The Texas law applies to any “commercial entity that knowingly and intentionally publishes or distributes material on an Internet website”, which appears to include both the publisher and the hosting provider.

There’s no way for the publisher or provider of hosting services for a website to know which visitors to the site are located in Texas. To satisfy the Texas law, web publishers and hosting providers worldwide will either have to require ID from all visitors regardless of their location, or try to identify which visitors to the site are located in Texas, and block them or selectively require them to provide ID.

Because the law applies to both publishers and “distributors” (web hosting providers), hosting providers will be not only allowed but required to pass on identifying and location-tracking information about all visitors to site publishers, with no restrictions on how publishers or hosting providers can use, disclose, or or sell this data. The law could, but doesn’t, restrict use of this data to age verification, or restrict its disclosure or sale. Nor does the law restrict the ability of these companies to share this data with governments or to keep secret from individuals how or with whom data about them has been shared.

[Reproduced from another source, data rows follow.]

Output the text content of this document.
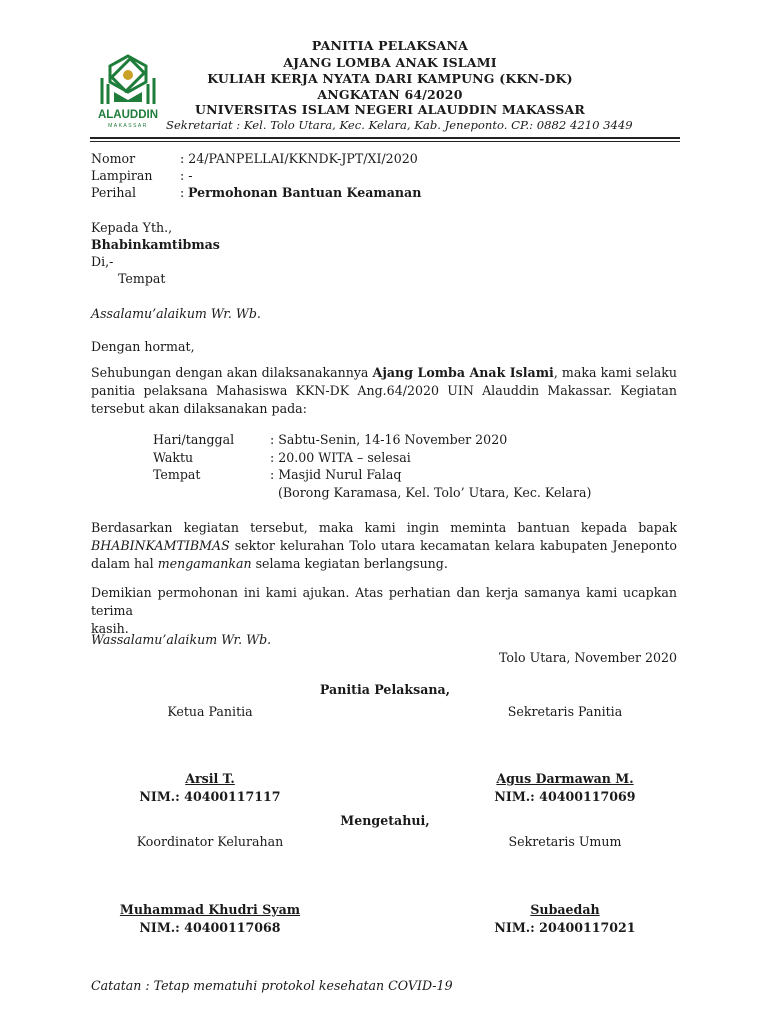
ALAUDDIN
MAKASSAR
PANITIA PELAKSANA
AJANG LOMBA ANAK ISLAMI
KULIAH KERJA NYATA DARI KAMPUNG (KKN-DK)
ANGKATAN 64/2020
UNIVERSITAS ISLAM NEGERI ALAUDDIN MAKASSAR
Sekretariat : Kel. Tolo Utara, Kec. Kelara, Kab. Jeneponto. CP.: 0882 4210 3449
Nomor	: 24/PANPELLAI/KKNDK-JPT/XI/2020
Lampiran : -
Perihal	: Permohonan Bantuan Keamanan
Kepada Yth.,
Bhabinkamtibmas
Di,-
Tempat
Assalamu’alaikum Wr. Wb.
Dengan hormat,
Sehubungan dengan akan dilaksanakannya Ajang Lomba Anak Islami, maka kami selaku
panitia pelaksana Mahasiswa KKN-DK Ang.64/2020 UIN Alauddin Makassar. Kegiatan
tersebut akan dilaksanakan pada:
Hari/tanggal	: Sabtu-Senin, 14-16 November 2020
Waktu	: 20.00 WITA – selesai
Tempat	: Masjid Nurul Falaq
(Borong Karamasa, Kel. Tolo’ Utara, Kec. Kelara)
Berdasarkan kegiatan tersebut, maka kami ingin meminta bantuan kepada bapak
BHABINKAMTIBMAS sektor kelurahan Tolo utara kecamatan kelara kabupaten Jeneponto
dalam hal mengamankan selama kegiatan berlangsung.
Demikian permohonan ini kami ajukan. Atas perhatian dan kerja samanya kami ucapkan terima
kasih.
Wassalamu’alaikum Wr. Wb.
Tolo Utara, November 2020
Panitia Pelaksana,
Ketua Panitia	Sekretaris Panitia
Arsil T.
NIM.: 40400117117
Agus Darmawan M.
NIM.: 40400117069
Mengetahui,
Koordinator Kelurahan	Sekretaris Umum
Muhammad Khudri Syam
NIM.: 40400117068
Subaedah
NIM.: 20400117021
Catatan : Tetap mematuhi protokol kesehatan COVID-19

Some companies will welcome this as a pretext for commercial surveillance they already carry out and would love an excuse to universalize. If anyone objects to publishers’ or hosting providers’ commercial exploitation of visitor identity and location information, they now have the perfect excuses: “Everybody does it” and “The government made us do it.”

Jun 26 2025

Asymmetric demands for ID

Recent events have focused attention on the asymmetry of police demands for ID:

Government agents demand that ordinary citizens provide evidence of our identity, even when we are exercising rights — such as traveling by common carrier — that don’t depend on our identity. But those same government agents typically refuse to provide the same sort of evidence of their identity, even when they are asserting claims to authority that depend on their identity and status as law enforcement officers.

Masked, armed gangs dressed in the mismatched assortment of military-surplus clothing that characterizes “militias” in failed states are snatching people off the streets of US cities and towns and taking them away in unmarked vehicles, some with no license plates.

Meanwhile, elected politicians and their family members were recently assassinated in their homes by a masked individual in a police-like costume who arrived in a police-like vehicle with flashing blue lights.

The law doesn’t require us to obey the orders, or refrain from defending ourselves or others against, anyone who claims to be an officer of the law. But as the law stands, whether we submit or resist, we do so at our own peril.

Any kidnapper or home invader could, and some do, stencil “POLICE” on their body armor and  shout “Police!” before breaking down doors or dragging people away. Rent-a-cops often dress and carry gear designed to make them appear as much like police as possible. Convincing movie-prop badges are available online or in costume and fetish shops.

In these circumstances, verifying the identity and claim to authority of people who might or might not be police can be a matter of life or death. If they aren’t police, and we go along, we could lose our chance at self-defense or escape. But if they are police, they might shoot us if we try to resist, escape, or help others to do so. If we survive the initial encounter, we might be charged with assaulting an officer — a charge that often leads to beatings or worse by police and jailers, even before a defendant makes it to trial.

18 US Code § 111 makes it a Federal felony to “forcibly assault, resist, oppose, impede, intimidate, or interfere with” any Federal law enforcement officer. But what if you can’t tell if an apparent kidnapper or home invader is a Federal law enforcement officer? And what evidence of their identity and status is sufficient to establish their authority and your duty not to resist or impede them?